Menurut Rizal, salah satu mahasiswa UIN Alauddin, rekan-rekan mahasiswa sudah menghubungi telepon genggam Rauf dan Hendra. Namun, telepon keduanya tak bisa dihubungi. Pihak keluarga juga tidak mengetahui di mana keberadaan tiga mahasiswa itu.
PR III UIN Alauddin, Salehudin Yasin, telah menginstruksikan kepada para mahasiswa untuk mencari terlebih dulu para mahasiswa yang hilang itu. "Kalau memang ternyata mereka betul hilang, kami berusaha mempersiapkan tim pencarian. Saya juga sudah menghubungi pihak kepolisian, tapi kata mereka, tidak ada yang diculik," kata Salehudin.

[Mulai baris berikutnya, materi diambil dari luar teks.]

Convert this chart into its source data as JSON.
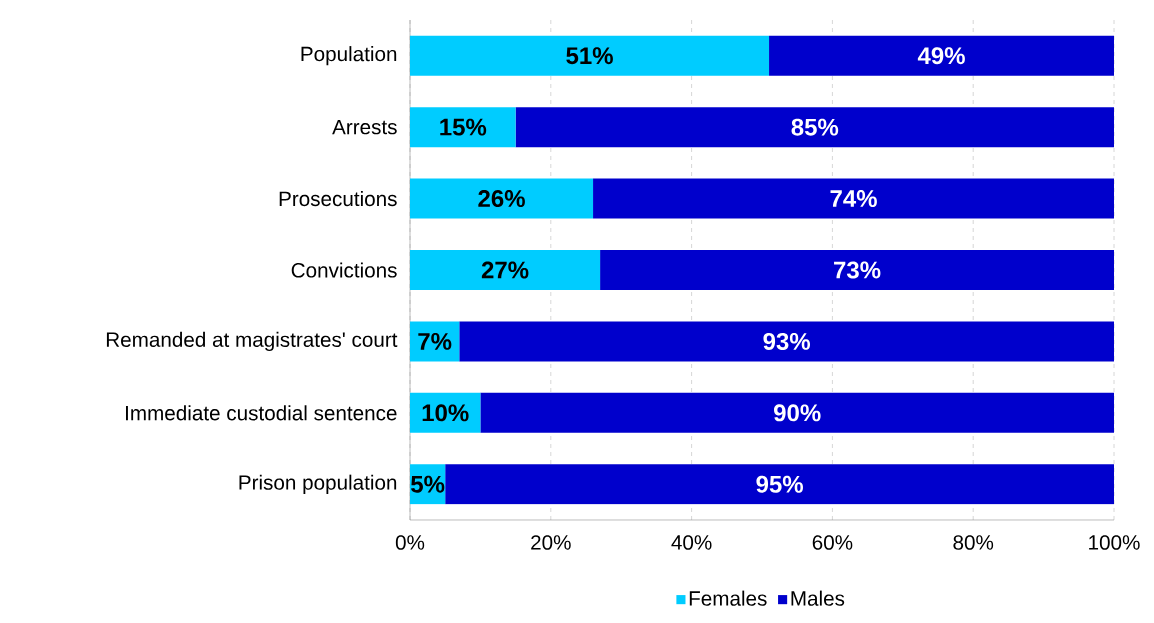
{
  "chart_data": {
    "type": "bar",
    "orientation": "horizontal",
    "stacked": true,
    "categories": [
      "Population",
      "Arrests",
      "Prosecutions",
      "Convictions",
      "Remanded at magistrates' court",
      "Immediate custodial sentence",
      "Prison population"
    ],
    "series": [
      {
        "name": "Females",
        "color": "#00ccff",
        "values": [
          51,
          15,
          26,
          27,
          7,
          10,
          5
        ],
        "value_labels": [
          "51%",
          "15%",
          "26%",
          "27%",
          "7%",
          "10%",
          "5%"
        ]
      },
      {
        "name": "Males",
        "color": "#0000cc",
        "values": [
          49,
          85,
          74,
          73,
          93,
          90,
          95
        ],
        "value_labels": [
          "49%",
          "85%",
          "74%",
          "73%",
          "93%",
          "90%",
          "95%"
        ]
      }
    ],
    "xlim": [
      0,
      100
    ],
    "xticks": [
      {
        "value": 0,
        "label": "0%"
      },
      {
        "value": 20,
        "label": "20%"
      },
      {
        "value": 40,
        "label": "40%"
      },
      {
        "value": 60,
        "label": "60%"
      },
      {
        "value": 80,
        "label": "80%"
      },
      {
        "value": 100,
        "label": "100%"
      }
    ],
    "grid": "x",
    "legend": "bottom"
  }
}
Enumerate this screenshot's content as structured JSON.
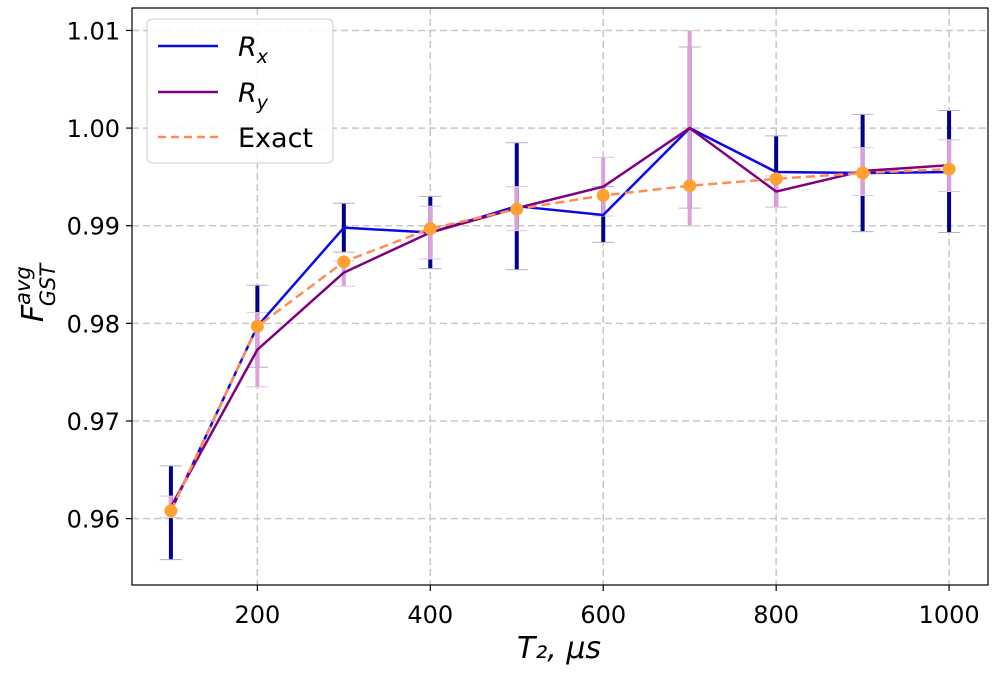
{
  "chart_data": {
    "type": "line",
    "xlabel": "T₂, μs",
    "ylabel": {
      "main": "F",
      "sup": "avg",
      "sub": "GST"
    },
    "xlim": [
      55,
      1045
    ],
    "ylim": [
      0.9532,
      1.0123
    ],
    "xticks": [
      200,
      400,
      600,
      800,
      1000
    ],
    "yticks": [
      0.96,
      0.97,
      0.98,
      0.99,
      1.0,
      1.01
    ],
    "ytick_labels": [
      "0.96",
      "0.97",
      "0.98",
      "0.99",
      "1.00",
      "1.01"
    ],
    "grid": true,
    "legend_position": "top-left",
    "x": [
      100,
      200,
      300,
      400,
      500,
      600,
      700,
      800,
      900,
      1000
    ],
    "series": [
      {
        "name": "R_x",
        "label_main": "R",
        "label_sub": "x",
        "color": "#0a0ae6",
        "line_style": "solid",
        "values": [
          0.9608,
          0.9797,
          0.9898,
          0.9893,
          0.992,
          0.9911,
          1.0,
          0.9955,
          0.9954,
          0.9955
        ],
        "err_low": [
          0.9558,
          0.9755,
          0.9873,
          0.9856,
          0.9855,
          0.9883,
          0.9918,
          0.9919,
          0.9894,
          0.9893
        ],
        "err_high": [
          0.9654,
          0.9839,
          0.9923,
          0.993,
          0.9985,
          0.994,
          1.0083,
          0.9992,
          1.0014,
          1.0018
        ],
        "err_color": "#00008b"
      },
      {
        "name": "R_y",
        "label_main": "R",
        "label_sub": "y",
        "color": "#800080",
        "line_style": "solid",
        "values": [
          0.9612,
          0.9773,
          0.9852,
          0.9893,
          0.9918,
          0.994,
          1.0,
          0.9935,
          0.9956,
          0.9962
        ],
        "err_low": [
          0.9601,
          0.9735,
          0.9838,
          0.9866,
          0.9895,
          0.991,
          0.99,
          0.9919,
          0.9931,
          0.9935
        ],
        "err_high": [
          0.9623,
          0.9811,
          0.9864,
          0.992,
          0.994,
          0.997,
          1.01,
          0.9951,
          0.998,
          0.9988
        ],
        "err_color": "#dda0dd"
      },
      {
        "name": "Exact",
        "label_main": "Exact",
        "label_sub": "",
        "color": "#ff8c55",
        "line_style": "dashed",
        "marker_color": "#ffa033",
        "values": [
          0.9608,
          0.9797,
          0.9863,
          0.9897,
          0.9917,
          0.9931,
          0.9941,
          0.9948,
          0.9954,
          0.9958
        ]
      }
    ]
  }
}
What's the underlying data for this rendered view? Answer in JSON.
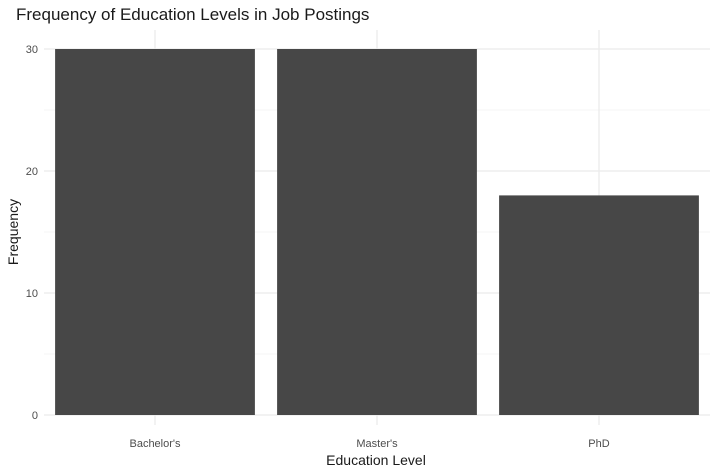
{
  "chart_data": {
    "type": "bar",
    "title": "Frequency of Education Levels in Job Postings",
    "xlabel": "Education Level",
    "ylabel": "Frequency",
    "categories": [
      "Bachelor's",
      "Master's",
      "PhD"
    ],
    "values": [
      30,
      30,
      18
    ],
    "yticks": [
      0,
      10,
      20,
      30
    ],
    "ylim": [
      0,
      31.5
    ],
    "grid": true,
    "bar_color": "#474747",
    "grid_major_color": "#ebebeb",
    "grid_minor_color": "#f2f2f2"
  }
}
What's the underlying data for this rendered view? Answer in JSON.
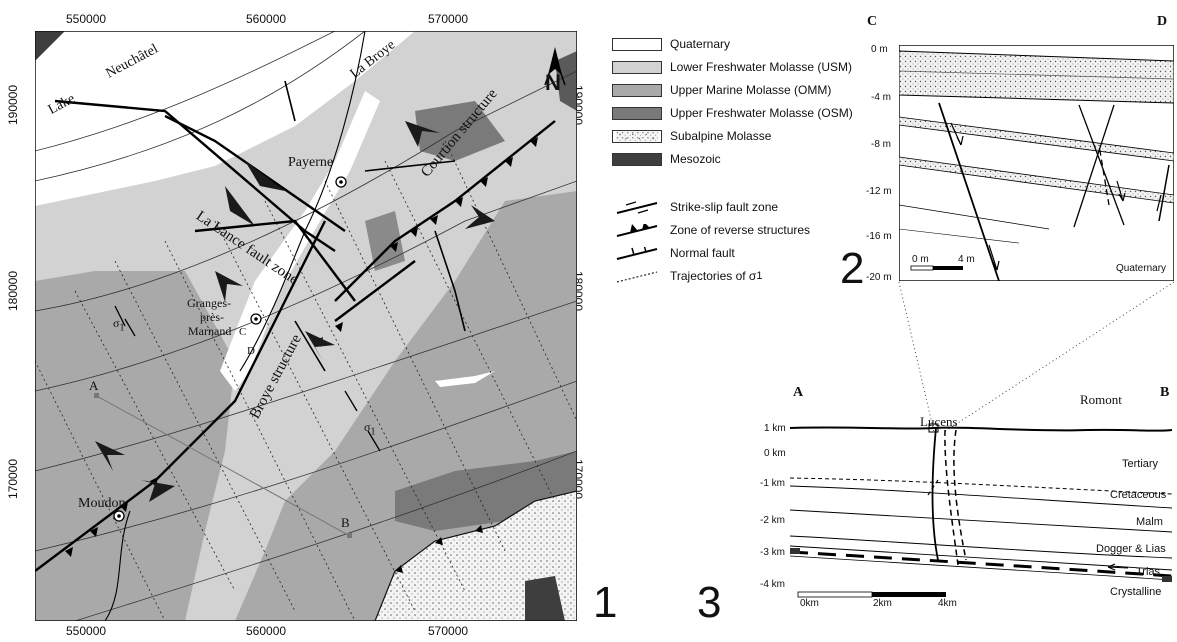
{
  "map1": {
    "panel_number": "1",
    "x_ticks": [
      "550000",
      "560000",
      "570000"
    ],
    "y_ticks": [
      "190000",
      "180000",
      "170000"
    ],
    "north": "N",
    "places": {
      "lake": "Lake",
      "neuchatel": "Neuchâtel",
      "la_broye": "La Broye",
      "payerne": "Payerne",
      "granges_1": "Granges-",
      "granges_2": "près-",
      "granges_3": "Marnand",
      "moudon": "Moudon",
      "la_lance": "La Lance fault zone",
      "courtion": "Courtion structure",
      "broye": "Broye structure",
      "sigma": "σ",
      "sigma_sub": "1",
      "pt_a": "A",
      "pt_b": "B",
      "pt_c": "C",
      "pt_d": "D"
    }
  },
  "legend": {
    "units": [
      {
        "label": "Quaternary",
        "color": "#ffffff"
      },
      {
        "label": "Lower Freshwater Molasse (USM)",
        "color": "#d2d2d2"
      },
      {
        "label": "Upper Marine Molasse (OMM)",
        "color": "#a9a9a9"
      },
      {
        "label": "Upper Freshwater Molasse (OSM)",
        "color": "#7a7a7a"
      },
      {
        "label": "Subalpine Molasse",
        "color": "#f2f2f2"
      },
      {
        "label": "Mesozoic",
        "color": "#3e3e3e"
      }
    ],
    "symbols": [
      {
        "label": "Strike-slip fault zone",
        "icon": "strike-slip-icon"
      },
      {
        "label": "Zone of reverse structures",
        "icon": "reverse-fault-icon"
      },
      {
        "label": "Normal fault",
        "icon": "normal-fault-icon"
      },
      {
        "label": "Trajectories of σ",
        "sub": "1",
        "icon": "trajectory-icon"
      }
    ]
  },
  "section2": {
    "panel_number": "2",
    "left_label": "C",
    "right_label": "D",
    "depths": [
      "0 m",
      "-4 m",
      "-8 m",
      "-12 m",
      "-16 m",
      "-20 m"
    ],
    "scale_0": "0 m",
    "scale_4": "4 m",
    "unit_label": "Quaternary"
  },
  "section3": {
    "panel_number": "3",
    "left_label": "A",
    "right_label": "B",
    "lucens": "Lucens",
    "romont": "Romont",
    "depths": [
      "1 km",
      "0 km",
      "-1 km",
      "-2 km",
      "-3 km",
      "-4 km"
    ],
    "layers": [
      "Tertiary",
      "Cretaceous",
      "Malm",
      "Dogger & Lias",
      "Trias",
      "Crystalline"
    ],
    "scale_0": "0km",
    "scale_2": "2km",
    "scale_4": "4km"
  }
}
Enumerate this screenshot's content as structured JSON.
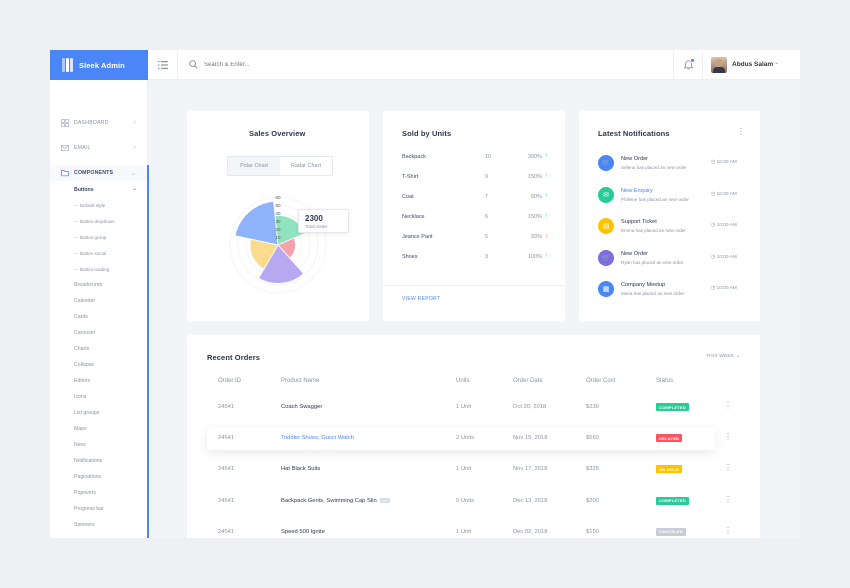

Sementara itu Kapolres Makassar Timur AKBP Kamaruddin membantah isu bahwa polisi telah menculik mereka. Menurut Kapolres, isu bahwa tiga mahasiswa itu diculik polisi hanyalah isu murahan. "Tidak betul mereka diculik oleh polisi. Mereka bikin isu miring buat menekan pihak kepolisian yang ujung-ujungnya minta copot Kapolres. Saya sendiri tidak terpengaruh," kata Kapolres.
Meski begitu, Kapolres akan tetap melakukan penyelidikan apakah memang benar ada 3 mahasiswa yang hilang. "Kami juga akan menyelidiki siapa yang membuat isu atau provokator isu penculikan tersebut," jelas Kapolres.